For this work, a young architect is doing a final walk through of the now converted housing project. I focused on the protagonist’s internal struggles as she carries out her job, unaware of the building’s internal condition. Speculative fiction allowed me to explore the idea of over-burdening architecture and fiction gave me a character to ground my focus. I didn’t want to leave my research aside, and so I decided to hybridize my story by including quotes from my research. My aim was to hint at the final event but also leave the reader considering what memories they might be leaving in the architecture they occupy.

References:

Antrolia, Khyati. Spaces and Memories RTF | Rethinking the Future, 27 Sept. 2021, https://www.re-thinkingthefuture.com/fresh-perspectives/a5017-spaces-and-memories/

House : A Collection of Memories Mindspace, 15 May 2018, https://mindspacearchitects.wordpress.com/2016/08/22/house-a-collection-of-memories/

marktoddy. Remembering With Architecture 8late, 3 Oct. 2012, https://8late.wordpress.com/2012/09/09/remembering-with-architecture/

The Place of Memory and Memory of Place, Interdisciplinary Research Foundation, https://memory.lcir.co.uk

Why Do Old Places Matter? Memory Preservation Forum: Higher Logic, LLC, 4 Dec. 2013, https://forum.savingplaces.org/blogs/forum-online/2013/12/04/why-do-old-places-matter-memory

[Gartnavel Royal Hospital: Conservation Audit (of 1843 buildings) compiled by Simpson & Brown Architects for commissioning clients NHS Greater Glasgow and Clyde (July 2009)]

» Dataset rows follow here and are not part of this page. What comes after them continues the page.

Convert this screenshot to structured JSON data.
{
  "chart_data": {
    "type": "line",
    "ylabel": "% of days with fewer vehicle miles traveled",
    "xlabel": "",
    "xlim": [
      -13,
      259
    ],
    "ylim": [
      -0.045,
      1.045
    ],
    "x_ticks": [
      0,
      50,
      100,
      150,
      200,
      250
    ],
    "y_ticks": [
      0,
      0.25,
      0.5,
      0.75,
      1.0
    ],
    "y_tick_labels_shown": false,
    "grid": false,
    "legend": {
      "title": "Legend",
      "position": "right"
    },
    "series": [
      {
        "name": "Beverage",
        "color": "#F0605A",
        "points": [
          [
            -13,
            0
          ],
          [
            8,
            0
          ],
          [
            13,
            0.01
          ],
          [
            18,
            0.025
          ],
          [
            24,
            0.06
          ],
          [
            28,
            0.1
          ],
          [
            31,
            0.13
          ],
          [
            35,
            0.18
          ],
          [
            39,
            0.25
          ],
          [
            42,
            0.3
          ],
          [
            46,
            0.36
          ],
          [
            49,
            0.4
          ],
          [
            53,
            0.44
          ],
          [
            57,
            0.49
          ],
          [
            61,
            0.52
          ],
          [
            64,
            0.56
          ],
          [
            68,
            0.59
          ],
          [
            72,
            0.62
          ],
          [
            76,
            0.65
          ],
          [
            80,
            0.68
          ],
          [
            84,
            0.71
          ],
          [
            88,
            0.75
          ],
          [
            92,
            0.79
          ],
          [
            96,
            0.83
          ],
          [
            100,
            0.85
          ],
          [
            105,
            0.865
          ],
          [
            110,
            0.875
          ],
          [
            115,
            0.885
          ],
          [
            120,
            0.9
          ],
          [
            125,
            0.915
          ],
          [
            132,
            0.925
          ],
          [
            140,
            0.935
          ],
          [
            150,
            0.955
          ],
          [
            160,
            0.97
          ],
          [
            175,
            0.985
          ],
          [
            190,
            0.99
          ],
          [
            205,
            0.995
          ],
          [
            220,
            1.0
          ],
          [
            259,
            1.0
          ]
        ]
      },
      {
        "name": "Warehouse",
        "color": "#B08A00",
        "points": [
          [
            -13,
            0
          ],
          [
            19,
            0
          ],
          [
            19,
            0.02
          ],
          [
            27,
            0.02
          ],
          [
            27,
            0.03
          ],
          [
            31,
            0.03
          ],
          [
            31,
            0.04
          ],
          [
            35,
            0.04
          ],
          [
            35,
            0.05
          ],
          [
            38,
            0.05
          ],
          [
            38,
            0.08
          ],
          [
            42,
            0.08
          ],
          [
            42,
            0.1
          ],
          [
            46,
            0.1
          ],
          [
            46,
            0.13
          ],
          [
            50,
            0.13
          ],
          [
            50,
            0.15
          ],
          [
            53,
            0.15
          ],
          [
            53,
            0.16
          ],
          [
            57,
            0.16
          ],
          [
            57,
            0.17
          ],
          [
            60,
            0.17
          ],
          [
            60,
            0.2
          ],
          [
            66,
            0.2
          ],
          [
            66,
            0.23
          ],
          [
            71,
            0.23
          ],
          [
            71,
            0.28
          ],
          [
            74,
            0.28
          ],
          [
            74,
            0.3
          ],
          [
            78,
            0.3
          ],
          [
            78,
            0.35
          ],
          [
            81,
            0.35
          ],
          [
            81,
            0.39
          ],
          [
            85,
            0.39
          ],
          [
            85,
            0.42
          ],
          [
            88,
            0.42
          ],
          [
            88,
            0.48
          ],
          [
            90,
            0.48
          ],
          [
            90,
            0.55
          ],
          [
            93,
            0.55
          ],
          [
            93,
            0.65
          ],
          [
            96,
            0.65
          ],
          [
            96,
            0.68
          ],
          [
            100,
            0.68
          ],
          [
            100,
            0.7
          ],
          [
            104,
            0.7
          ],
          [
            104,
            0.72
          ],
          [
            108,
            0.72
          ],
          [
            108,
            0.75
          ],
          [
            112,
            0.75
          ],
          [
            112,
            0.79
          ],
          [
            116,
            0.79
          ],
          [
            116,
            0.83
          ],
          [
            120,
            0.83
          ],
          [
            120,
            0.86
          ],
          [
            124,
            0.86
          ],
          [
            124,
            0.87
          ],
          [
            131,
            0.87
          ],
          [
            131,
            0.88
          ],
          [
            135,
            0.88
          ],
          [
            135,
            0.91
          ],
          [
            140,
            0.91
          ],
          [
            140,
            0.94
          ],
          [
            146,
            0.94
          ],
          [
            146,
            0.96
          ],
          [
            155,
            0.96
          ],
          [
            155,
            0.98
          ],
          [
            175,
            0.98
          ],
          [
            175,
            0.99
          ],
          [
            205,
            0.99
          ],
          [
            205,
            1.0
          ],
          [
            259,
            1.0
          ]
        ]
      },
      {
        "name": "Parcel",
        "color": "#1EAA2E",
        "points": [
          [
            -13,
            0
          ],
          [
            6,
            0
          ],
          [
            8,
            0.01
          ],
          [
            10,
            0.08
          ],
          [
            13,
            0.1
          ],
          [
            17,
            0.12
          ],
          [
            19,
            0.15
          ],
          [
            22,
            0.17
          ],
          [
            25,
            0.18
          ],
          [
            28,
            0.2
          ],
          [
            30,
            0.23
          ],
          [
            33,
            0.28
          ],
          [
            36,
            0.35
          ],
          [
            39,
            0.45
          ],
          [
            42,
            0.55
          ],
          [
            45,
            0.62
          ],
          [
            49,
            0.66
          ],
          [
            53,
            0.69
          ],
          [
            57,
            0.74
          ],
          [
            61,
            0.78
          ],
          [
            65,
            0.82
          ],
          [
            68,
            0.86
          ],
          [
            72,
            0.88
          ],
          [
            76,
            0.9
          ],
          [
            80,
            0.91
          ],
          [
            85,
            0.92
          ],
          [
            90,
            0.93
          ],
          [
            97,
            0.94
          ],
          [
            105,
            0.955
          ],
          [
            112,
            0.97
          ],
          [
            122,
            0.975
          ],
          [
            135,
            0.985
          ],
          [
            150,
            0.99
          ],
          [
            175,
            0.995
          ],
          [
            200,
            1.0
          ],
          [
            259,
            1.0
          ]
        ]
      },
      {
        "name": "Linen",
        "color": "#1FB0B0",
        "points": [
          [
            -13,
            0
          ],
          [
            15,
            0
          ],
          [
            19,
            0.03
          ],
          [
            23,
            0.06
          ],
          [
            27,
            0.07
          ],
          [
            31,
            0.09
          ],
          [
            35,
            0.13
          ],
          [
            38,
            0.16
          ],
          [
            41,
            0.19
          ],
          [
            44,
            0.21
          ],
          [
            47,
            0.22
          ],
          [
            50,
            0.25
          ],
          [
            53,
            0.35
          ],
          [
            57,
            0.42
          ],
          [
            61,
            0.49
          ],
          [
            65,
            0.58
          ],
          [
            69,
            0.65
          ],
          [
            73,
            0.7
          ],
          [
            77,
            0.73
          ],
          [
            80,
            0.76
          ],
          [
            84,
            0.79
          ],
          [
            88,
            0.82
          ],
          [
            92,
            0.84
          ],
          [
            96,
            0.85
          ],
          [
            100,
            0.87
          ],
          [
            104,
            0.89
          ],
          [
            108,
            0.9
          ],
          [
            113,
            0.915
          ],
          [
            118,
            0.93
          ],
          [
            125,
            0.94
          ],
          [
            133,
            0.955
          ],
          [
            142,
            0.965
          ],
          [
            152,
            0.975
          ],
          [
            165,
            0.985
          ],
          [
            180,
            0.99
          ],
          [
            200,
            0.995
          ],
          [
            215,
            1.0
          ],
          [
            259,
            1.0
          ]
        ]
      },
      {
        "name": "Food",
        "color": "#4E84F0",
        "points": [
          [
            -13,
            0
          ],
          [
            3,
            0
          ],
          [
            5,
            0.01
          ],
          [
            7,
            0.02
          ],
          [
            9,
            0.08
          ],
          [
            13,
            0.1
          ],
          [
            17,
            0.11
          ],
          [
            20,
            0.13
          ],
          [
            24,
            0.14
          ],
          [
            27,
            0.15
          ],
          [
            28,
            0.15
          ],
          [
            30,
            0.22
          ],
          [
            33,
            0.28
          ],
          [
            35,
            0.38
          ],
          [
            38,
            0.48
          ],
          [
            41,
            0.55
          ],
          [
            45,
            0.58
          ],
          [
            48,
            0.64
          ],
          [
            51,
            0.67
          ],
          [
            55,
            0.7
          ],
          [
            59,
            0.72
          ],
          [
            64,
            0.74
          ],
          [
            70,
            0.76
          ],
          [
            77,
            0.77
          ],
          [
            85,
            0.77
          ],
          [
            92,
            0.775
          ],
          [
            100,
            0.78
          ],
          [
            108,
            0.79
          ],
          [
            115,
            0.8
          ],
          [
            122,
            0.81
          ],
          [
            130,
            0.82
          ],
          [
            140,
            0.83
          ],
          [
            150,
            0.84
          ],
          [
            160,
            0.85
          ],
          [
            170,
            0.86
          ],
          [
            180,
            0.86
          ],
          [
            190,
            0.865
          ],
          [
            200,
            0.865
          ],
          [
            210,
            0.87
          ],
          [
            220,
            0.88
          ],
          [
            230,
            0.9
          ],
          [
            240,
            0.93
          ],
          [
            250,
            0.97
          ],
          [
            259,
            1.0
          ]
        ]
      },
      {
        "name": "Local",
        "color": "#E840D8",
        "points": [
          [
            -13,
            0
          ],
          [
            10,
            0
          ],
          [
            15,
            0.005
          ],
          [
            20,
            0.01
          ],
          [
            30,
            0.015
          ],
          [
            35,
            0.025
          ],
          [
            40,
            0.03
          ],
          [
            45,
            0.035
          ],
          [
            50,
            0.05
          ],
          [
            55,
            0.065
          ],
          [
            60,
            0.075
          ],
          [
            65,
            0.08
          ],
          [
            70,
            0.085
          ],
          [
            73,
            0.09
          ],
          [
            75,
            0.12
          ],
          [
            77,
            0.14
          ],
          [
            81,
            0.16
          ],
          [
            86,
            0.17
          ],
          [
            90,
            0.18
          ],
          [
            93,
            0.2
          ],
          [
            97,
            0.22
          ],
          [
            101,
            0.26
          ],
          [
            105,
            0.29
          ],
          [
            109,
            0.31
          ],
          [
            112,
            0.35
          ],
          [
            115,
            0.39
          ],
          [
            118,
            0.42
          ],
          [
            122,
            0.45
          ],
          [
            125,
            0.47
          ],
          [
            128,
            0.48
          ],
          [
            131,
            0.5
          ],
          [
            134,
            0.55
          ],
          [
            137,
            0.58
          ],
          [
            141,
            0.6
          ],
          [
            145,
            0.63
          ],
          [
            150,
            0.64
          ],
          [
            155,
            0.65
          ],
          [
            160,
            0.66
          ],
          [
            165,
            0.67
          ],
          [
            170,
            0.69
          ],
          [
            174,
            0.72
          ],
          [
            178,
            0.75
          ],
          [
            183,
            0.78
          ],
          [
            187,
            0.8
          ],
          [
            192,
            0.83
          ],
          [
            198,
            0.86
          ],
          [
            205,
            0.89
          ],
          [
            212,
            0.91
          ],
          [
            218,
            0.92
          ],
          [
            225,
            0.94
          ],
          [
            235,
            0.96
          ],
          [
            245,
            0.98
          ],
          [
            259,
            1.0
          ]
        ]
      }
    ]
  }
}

Originally from South Florida, Sally Gales graduated from the University of Glasgow with a Doctorate of Fine Arts in Creative Writing. Before pursuing her doctorate, she worked as an architect, and she utilises her knowledge of built space to inform the worlds she creates in her speculative fiction. Her short stories have appeared in a variety of publications, such as New Writing Scotland 39, and she recently won third place in Faber Children’s ‘Imagined Futures’ Prize. Her debut young-adult, science fantasy novel is about a girl striving to find her place within a sentient, indoor city until she befriends the one species off-limits to humans. Sally lives in Glasgow with her fiancé and their large, sooky greyhound.